The alligator in the photo reminds me that writers should be thick-skinned. Anyone who has succeeded in the writing world has developed thick-skin. Writers have to pull it out of their toolbox and put it on. Wearing it, nothing and no one can get in our way and bring us down. Sounds cool, right. Well, maybe not. It actually sounds hard. Really, really hard. It’s easier to cry into my alphabet soup.
There are probably more wonderful writers out there who have experienced zero success because they didn’t know how to put on thick skin. Thick skin helps turn rejection into success. Many best-selling authors have been rejected by more publishers than they have fingers and toes.
When to put on your thick skin
Any of these sound familiar?
When an agent or publisher face gets a deer in the headlights look when I pitch my story.
The sigh when an editor says. “Your opening line isn’t strong enough.”
Instead of crying or defending or ranting your thick skin shields your heart and you can say. “Thank you for your time.” or “Do you have a suggestion.”
Why it helps
Thick-skin helps you turn unpleasant things into success. I received an email from a publisher. This is the direct quote. “Your writing is not great.”
Without my thick armor I would have cried and threw my manuscript across the room and chided myself for being such a terrible writer. Great is what publishers are looking for. So, I took a writing course and got better. I still got rejection emails, but I kept at it.
My thick-skinned determination kept me submitting my manuscript for feedback. The first three chapters are the key: they need to shine. I sent them to a manuscript critique offering at a writers conferences. Drug them to my critique group. Each time the comments were more specific. They liked my story but…you have to pay close attention to the buts. A thick-skin helps you remain open to correction and instruction. After three editors told me the story actually started much later in my book I rewrote the first three as one chapter.
Another editor told me to delete all the chapters that were not in the POV of my main characters. I got rid of some interesting scenes. (Anyway they were interesting to me.)
A judge from a contest I entered said I had a lot of stuff going on. Too many characters doing too many things equals not good writing. The judge was confused by all the various action and who was doing what.
Each comment gave me something more to build on. Kinda like the story of the three little pigs. Each pig built his house but only the one built with bricks stood against the breath of the wolf. Wolf breath is often what it feels like when your book is not getting published and no matter how you rebuild your story the wolf breath of rejection collapses all your hard work.
I was thrilled to get a flash fiction published. This same magazine rejected all my other submissions. Even after making the corrections requested. How frustrating is that? I pulled on my thick skin so I could graciously ask (graciousness is part of the benefit of thick skin) the editor what I needed to do differently. We talked about it. But the gem he gave me because I took the time to ask was so encouraging. “Just because it doesn’t fit our publication needs doesn’t means someone else wouldn’t be interested in it.” Keep submitting until you get a yes.
Protects from reacting
I’m sure you’ve said something like the following:
Who do these jerks think they are?”
“They wouldn’t know good writing if it bit them in the….” You get my meaning.

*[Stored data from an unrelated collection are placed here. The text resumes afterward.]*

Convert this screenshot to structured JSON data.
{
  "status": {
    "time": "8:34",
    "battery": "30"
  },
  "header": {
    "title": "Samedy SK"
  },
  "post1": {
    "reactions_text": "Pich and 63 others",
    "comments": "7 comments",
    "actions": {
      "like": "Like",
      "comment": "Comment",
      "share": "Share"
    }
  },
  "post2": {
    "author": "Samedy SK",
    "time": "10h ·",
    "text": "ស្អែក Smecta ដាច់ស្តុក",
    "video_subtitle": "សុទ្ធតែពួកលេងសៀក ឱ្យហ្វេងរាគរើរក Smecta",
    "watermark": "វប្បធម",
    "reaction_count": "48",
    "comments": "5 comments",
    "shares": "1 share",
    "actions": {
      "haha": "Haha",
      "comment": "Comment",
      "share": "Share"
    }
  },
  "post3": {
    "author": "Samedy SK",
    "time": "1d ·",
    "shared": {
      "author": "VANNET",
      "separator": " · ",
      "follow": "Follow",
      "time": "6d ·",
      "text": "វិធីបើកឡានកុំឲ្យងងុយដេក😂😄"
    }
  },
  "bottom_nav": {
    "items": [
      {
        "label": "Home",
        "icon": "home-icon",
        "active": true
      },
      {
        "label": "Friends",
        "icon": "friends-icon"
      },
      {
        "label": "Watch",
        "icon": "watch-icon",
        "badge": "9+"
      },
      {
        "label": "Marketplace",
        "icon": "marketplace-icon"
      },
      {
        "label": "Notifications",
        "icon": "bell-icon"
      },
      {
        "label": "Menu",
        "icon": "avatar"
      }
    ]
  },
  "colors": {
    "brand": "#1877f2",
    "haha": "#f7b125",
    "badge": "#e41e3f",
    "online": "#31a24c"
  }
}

Thick-skin protects your lips from saying offensive things. (At least in public.) What you say in the shower or to your spouse in the darkness of your bedroom doesn’t qualify under the thick-skin umbrella. It protects your heart from allowing critical opinions of agents, publishers, and fellow-writers from coming out your mouth and infecting all those around you.

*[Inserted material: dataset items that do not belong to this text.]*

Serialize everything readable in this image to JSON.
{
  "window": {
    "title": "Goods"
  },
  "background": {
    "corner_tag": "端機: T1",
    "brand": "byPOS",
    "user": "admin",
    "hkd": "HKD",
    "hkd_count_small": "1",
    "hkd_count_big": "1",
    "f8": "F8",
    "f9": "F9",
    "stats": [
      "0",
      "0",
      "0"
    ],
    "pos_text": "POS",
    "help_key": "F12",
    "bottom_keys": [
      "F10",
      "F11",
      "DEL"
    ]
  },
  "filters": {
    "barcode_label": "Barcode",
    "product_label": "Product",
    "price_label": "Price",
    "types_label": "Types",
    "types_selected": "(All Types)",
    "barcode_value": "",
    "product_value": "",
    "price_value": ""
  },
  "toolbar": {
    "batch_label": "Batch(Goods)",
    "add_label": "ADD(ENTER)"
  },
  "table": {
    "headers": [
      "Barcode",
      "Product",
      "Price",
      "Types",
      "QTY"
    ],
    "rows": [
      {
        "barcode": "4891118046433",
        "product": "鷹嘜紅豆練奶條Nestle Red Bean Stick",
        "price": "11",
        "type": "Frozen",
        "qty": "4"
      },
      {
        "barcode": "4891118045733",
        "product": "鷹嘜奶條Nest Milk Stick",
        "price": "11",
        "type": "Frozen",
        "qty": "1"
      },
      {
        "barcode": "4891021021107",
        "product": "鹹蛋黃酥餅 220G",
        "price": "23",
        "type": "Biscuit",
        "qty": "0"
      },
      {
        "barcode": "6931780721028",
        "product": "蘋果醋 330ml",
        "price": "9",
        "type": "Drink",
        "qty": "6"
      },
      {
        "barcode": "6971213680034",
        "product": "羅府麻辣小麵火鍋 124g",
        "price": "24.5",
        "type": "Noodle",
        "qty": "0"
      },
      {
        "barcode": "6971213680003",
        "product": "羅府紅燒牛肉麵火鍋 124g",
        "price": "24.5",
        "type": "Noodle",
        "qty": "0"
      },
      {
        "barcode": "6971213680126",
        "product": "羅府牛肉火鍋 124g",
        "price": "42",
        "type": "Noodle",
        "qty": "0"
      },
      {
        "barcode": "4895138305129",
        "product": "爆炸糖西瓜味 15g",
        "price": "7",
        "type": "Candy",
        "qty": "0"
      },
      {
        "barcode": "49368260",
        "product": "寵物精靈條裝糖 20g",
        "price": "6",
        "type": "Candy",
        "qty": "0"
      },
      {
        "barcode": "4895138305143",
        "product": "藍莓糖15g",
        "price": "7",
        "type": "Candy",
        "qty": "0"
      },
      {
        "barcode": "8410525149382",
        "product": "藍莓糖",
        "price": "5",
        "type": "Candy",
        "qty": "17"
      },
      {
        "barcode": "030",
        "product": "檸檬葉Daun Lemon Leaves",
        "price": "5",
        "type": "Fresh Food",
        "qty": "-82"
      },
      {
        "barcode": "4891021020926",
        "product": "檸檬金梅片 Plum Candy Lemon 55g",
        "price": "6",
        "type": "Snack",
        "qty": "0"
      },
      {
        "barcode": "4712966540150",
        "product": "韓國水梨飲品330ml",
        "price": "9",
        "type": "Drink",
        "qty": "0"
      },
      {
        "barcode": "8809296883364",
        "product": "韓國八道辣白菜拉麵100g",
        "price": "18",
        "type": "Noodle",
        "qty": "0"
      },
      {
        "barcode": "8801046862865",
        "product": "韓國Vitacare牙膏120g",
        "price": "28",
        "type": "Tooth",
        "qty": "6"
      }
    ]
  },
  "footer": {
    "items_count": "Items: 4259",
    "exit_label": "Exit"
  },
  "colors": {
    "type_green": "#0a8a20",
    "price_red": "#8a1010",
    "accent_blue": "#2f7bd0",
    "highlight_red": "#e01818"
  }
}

It helps writers not compare their baby to everyone else’s. Comparison tinged with jealousy nurtures negativity and the result is a bitter writer.
Don’t get bitter but encourage
Bitterness repels people from you. People won’t want to work with you or recommend you to others. You shoot your writing career in the foot when you surrender to negativity. A thick-skin helps you cheer others on and offer a helping hand even when your own work is not getting recognition. Being the complaining, gossipy, faultfinding individual in your writing group, at a conference or on your blog only weakens your ability to succeed.
Grow some thick-skin by seeking out others who wear it well. Learn how they address issues and deal with rejection. Mimic their responses until they become your own. For me, prayer works wonders. It focuses me, reminds me God is the one in control and as I pray for those whose words or critiques bother me, I gain a new peace and perspective. Add thick-skin to your tool box and keep writing and submitting, writing and submitting until you reach your writing goals.